Noi qui vi raccontiamo cosa è successo alla scorsa e ultima riunione della Commissione Statuto. Ai colleghi che ci seguono, il diritto di farsi un’opinione e di dire la loro.

Riunione a Roma il 4 ottobre della commissione statuto. Presenti per Senza Bavaglio, Massimo Alberizzi, consigliere nazionale della Fnsi, e Fabio Gibellino che, insieme a Giorgia Cardini, ha contribuito a elaborare una bozza di riforma per lo statuto per introdurre l’istituto del referendum.

A seguito delle precedenti riunioni, sul tavolo delle trattative, sono presenti tre proposte di riforma. La prima, “I contratti nazionali di lavoro sono sottoposti a referendum consultivo. Le modalità di svolgimento sono fissate dal regolamento approvato dal Consiglio nazionale Fnsi” firmato da Maria Grazia Molinari, il secondo, “I contratti di lavoro sono sottoposti a referendum consultivo secondo le modalità previste dal reolamento approvato dal C.n.”, redatto, se pur con difficoltà, dalla maggioranza, quindi, il terzo, “Le ipotesi dei contratti nazionali di lavoro sono sottoposte a referendum. Le modalità di svolgimento della consultazione referendaria sono stabilite dal regolamento”, presentato da Senza Bavaglio.

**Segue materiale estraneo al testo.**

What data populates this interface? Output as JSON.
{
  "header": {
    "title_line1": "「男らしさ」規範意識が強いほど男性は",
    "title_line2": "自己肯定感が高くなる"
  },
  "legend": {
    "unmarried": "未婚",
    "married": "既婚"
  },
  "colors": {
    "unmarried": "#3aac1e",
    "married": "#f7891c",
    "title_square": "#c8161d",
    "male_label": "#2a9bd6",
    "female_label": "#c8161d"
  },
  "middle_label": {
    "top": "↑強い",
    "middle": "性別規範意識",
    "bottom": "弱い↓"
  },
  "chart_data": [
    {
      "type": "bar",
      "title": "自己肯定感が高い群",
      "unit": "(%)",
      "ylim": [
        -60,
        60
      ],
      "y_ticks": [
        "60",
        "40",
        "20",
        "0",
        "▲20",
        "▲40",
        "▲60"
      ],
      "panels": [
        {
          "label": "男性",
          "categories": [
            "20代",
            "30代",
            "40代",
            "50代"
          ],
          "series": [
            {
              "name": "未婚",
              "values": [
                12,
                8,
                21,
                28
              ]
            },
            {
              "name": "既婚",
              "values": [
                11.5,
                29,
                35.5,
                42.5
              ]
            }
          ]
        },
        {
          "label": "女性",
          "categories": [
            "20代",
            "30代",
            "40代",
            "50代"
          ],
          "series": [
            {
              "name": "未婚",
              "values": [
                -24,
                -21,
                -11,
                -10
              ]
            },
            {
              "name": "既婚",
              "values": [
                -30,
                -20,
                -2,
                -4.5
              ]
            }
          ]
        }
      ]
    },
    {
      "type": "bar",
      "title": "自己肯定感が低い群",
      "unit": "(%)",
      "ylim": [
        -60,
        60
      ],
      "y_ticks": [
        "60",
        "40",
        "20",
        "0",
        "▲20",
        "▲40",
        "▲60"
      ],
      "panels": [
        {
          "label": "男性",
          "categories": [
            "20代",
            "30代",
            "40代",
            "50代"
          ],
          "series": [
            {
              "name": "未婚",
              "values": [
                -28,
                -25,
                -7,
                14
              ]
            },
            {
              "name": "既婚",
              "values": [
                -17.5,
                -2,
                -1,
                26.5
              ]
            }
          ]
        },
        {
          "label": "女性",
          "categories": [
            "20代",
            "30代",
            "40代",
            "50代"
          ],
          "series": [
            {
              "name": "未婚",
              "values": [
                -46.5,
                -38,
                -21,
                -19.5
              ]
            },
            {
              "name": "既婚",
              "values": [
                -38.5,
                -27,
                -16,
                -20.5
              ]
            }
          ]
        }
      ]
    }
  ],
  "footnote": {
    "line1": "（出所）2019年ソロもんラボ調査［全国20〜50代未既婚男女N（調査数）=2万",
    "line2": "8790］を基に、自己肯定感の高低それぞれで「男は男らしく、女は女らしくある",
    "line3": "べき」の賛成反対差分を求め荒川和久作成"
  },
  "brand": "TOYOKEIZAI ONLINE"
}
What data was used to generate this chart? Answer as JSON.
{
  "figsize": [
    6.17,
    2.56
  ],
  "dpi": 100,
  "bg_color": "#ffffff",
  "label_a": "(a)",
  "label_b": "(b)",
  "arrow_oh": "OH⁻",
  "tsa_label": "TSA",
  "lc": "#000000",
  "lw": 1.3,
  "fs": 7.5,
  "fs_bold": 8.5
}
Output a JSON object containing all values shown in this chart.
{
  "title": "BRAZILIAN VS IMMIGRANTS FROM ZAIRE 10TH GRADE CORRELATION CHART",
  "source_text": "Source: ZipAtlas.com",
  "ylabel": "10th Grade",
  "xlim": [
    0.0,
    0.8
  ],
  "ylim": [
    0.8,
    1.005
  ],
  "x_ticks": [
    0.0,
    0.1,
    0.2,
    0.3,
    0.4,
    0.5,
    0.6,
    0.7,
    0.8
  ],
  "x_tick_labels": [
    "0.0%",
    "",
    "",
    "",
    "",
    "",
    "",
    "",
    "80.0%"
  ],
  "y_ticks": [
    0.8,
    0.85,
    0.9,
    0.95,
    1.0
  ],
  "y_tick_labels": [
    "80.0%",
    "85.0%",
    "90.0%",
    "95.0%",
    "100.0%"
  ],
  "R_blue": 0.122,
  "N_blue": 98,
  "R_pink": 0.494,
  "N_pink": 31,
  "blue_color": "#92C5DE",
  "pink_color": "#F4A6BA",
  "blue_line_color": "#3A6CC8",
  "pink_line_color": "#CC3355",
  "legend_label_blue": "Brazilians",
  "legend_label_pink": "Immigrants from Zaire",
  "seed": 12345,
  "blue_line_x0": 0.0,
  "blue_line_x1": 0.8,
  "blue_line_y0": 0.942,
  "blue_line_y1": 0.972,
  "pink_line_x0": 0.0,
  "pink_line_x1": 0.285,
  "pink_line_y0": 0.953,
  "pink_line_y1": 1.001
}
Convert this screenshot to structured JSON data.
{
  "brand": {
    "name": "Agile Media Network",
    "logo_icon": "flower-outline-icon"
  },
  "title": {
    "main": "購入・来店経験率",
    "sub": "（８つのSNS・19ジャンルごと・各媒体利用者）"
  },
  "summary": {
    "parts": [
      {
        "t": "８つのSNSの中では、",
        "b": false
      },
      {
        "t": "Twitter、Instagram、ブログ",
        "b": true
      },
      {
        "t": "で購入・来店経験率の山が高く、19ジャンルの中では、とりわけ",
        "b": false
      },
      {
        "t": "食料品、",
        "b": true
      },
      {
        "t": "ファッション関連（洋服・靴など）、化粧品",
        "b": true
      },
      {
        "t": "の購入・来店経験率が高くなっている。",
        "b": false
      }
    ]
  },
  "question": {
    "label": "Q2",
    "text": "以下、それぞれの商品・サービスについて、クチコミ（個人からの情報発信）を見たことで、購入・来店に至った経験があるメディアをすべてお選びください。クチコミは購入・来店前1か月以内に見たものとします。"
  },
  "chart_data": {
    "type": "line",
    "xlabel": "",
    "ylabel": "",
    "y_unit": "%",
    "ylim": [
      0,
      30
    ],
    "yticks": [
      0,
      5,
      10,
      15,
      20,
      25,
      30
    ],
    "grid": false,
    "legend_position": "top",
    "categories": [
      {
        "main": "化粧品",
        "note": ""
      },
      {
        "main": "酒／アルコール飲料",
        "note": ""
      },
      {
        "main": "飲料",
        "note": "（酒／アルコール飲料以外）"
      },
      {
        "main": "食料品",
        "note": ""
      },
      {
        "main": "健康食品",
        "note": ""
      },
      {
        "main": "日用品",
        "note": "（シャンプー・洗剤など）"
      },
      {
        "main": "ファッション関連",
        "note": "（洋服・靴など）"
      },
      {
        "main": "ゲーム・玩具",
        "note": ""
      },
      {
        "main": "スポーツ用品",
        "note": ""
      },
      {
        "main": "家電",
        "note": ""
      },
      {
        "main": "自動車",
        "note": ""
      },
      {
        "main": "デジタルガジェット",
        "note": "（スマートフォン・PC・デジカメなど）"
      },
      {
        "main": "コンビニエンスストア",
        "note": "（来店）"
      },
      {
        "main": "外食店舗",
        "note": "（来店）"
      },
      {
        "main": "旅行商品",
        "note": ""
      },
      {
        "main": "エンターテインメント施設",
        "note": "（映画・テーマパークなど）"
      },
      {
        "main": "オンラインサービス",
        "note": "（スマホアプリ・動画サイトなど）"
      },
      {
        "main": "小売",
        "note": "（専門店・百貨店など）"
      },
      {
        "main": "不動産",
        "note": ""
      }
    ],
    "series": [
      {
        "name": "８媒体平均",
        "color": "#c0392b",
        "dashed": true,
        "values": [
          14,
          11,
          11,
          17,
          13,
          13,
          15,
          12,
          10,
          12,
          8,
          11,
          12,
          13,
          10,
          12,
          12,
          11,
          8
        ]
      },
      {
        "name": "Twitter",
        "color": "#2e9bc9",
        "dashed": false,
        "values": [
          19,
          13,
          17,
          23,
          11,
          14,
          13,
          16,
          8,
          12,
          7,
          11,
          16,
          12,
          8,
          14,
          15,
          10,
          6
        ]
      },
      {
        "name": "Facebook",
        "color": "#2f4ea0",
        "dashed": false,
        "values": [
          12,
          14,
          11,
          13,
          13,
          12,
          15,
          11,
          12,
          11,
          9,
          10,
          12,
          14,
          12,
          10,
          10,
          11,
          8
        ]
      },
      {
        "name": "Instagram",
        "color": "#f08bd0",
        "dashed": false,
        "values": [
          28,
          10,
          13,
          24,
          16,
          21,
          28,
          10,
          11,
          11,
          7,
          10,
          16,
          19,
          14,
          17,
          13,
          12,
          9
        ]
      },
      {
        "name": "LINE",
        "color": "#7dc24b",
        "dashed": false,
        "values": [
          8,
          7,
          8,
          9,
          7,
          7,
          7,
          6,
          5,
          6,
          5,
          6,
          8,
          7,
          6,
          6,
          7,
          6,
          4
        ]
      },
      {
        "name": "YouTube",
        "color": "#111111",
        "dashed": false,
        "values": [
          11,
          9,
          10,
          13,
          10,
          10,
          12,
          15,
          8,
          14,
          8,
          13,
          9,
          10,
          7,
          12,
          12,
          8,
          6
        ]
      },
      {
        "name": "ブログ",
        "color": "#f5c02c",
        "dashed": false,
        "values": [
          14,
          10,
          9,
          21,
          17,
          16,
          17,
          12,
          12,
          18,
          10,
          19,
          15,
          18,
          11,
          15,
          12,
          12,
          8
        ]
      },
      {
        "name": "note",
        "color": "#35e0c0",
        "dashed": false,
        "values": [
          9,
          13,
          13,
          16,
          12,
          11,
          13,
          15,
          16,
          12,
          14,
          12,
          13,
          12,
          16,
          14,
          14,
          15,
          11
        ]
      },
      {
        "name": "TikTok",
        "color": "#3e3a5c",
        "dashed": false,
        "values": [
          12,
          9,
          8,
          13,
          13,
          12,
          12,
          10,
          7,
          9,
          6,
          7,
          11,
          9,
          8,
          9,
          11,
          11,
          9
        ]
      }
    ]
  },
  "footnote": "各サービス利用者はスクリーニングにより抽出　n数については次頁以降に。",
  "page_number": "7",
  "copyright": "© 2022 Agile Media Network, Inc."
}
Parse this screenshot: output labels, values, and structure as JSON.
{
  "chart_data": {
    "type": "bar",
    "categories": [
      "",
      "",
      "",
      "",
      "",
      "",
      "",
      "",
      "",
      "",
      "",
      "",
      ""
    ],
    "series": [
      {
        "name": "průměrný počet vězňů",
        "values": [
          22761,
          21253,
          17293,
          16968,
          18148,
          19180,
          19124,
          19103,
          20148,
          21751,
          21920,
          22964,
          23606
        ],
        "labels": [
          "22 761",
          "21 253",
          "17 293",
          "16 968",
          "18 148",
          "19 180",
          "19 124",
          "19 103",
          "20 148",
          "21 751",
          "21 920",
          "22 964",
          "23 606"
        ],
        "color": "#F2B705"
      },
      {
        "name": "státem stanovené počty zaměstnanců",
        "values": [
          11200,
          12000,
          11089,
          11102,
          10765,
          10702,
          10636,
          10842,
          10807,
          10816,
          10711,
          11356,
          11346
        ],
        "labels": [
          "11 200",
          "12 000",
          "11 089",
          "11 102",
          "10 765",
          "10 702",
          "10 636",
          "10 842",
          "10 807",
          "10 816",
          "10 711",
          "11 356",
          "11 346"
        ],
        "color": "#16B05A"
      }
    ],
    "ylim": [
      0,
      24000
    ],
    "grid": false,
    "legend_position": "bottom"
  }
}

E’ bene precisare che nel corso degli interventi mai sono stati toccati i temi demandati in sede di regolamento, ossia l’individuazione del corpo elettorale, l’introduzione eventuale di un quorum e le modalità di voto. Punti che Senza Bavaglio aveva precedentemente presentato con il documento di Levico Terme (art. 27 bis). La maggioranza richiesta per modificare lo statuto è talmente difficile da raggiungere (due terzi degli aventi diritto al voto e non dei votanti!) che senza un accordo generale tra le parti fallisce tutto. In Consiglio Nazionale, invece, il regolamento può passare a maggioranza semplice.

La proposta di Senza Bavaglio, letta probabilmente solo perché messa agli atti, ha avuto l’onore, una volta tanto, di mettere d’accordo in toto sia maggioranza che “opposizione”. Entrambe le parti hanno infatti velocemente respinto la nostra proposta. Chi, come Maria Graza Molinari, perché ha paragonato il voto sulle “ipotesi dei contratti” a una pistola puntata alla testa del Segretario generale durante la contrattazione con gli editori, chi, come Carlo Parisi, segretario della Calabria e membro di giunta, perché convinto che l’indire referendum sulle ipotesi avrebbe portato all’abuso di uno strumento che noi, invece, consideriamo democratico.

A nulla sono valse le ragioni di Senza Bavaglio, che tuttora considera inutile un referendum consultivo su un contratto già firmato. Abbiamo chiesto di riflettere a cosa potrebbe succedere se un contratto già firmato e in vigore fosse bocciato. Nulla, nessuno ha spiegato, nessuno ci ha dato una risposta. A nostro avviso, un referendum confermativo di un’ipotesi di contratto – come abbiamo sostenuto qui sopra - non solo non sarebbe “una pistola puntata alla testa”, ma, anzi, un’arma in più che rafforzerebbe la posizione del Segretario stesso in sede di trattativa con la Fieg.

I lavori sono dunque proseguiti, molto lentamente, con le accuse di Maria Grazia Molinari e di Silvana Mazzocchi alla maggioranza rea di essere oltremodo rigida sulle proprie posizioni, e con l’invito di Roberto Natale (Usigrai) di non gettare al vento quanto fatto a ventitrè giorni dal congresso. Il nodo della questione, è bene sottolinearlo, è racchiuso nell’interpretazione della parola “secondo” della proposta della maggioranza, che, sostengono le minoranze, renderebbe il referendum non automatico e non obbligatorio.

A rompere gli indugi è stato l’intervento di Carlo Parisi che, dichiarandosi disposto a sottoscrivere (salvo chiarimenti sulle modalità) la proposta della maggioranza, conquistando così i due terzi dei voti necessari per l’approvazione in Congresso della modifica statutaria, ha portato Maria Grazia Molinari, Silvia Mazzocchi, Cinzia Romano, Daniela Stigliano e Pier Luigi Franz a stilare una nuova proposta:

“I contratti nazionali di lavoro sono sottoposti a referendum consultivo. Le modalità di svolgimento sono stabilite dal regolamento approvato dal Consiglio Nazionale della Fnsi”.

Francamente noi non capiamo: se il contratto è già stato firmato una consultazione a posteriori non può essere altro che consultiva. Riteniamo invece che un referendum possa essere consultivo solo se si tiene prima della firma finale, come chiediamo noi di Senza Bavaglio.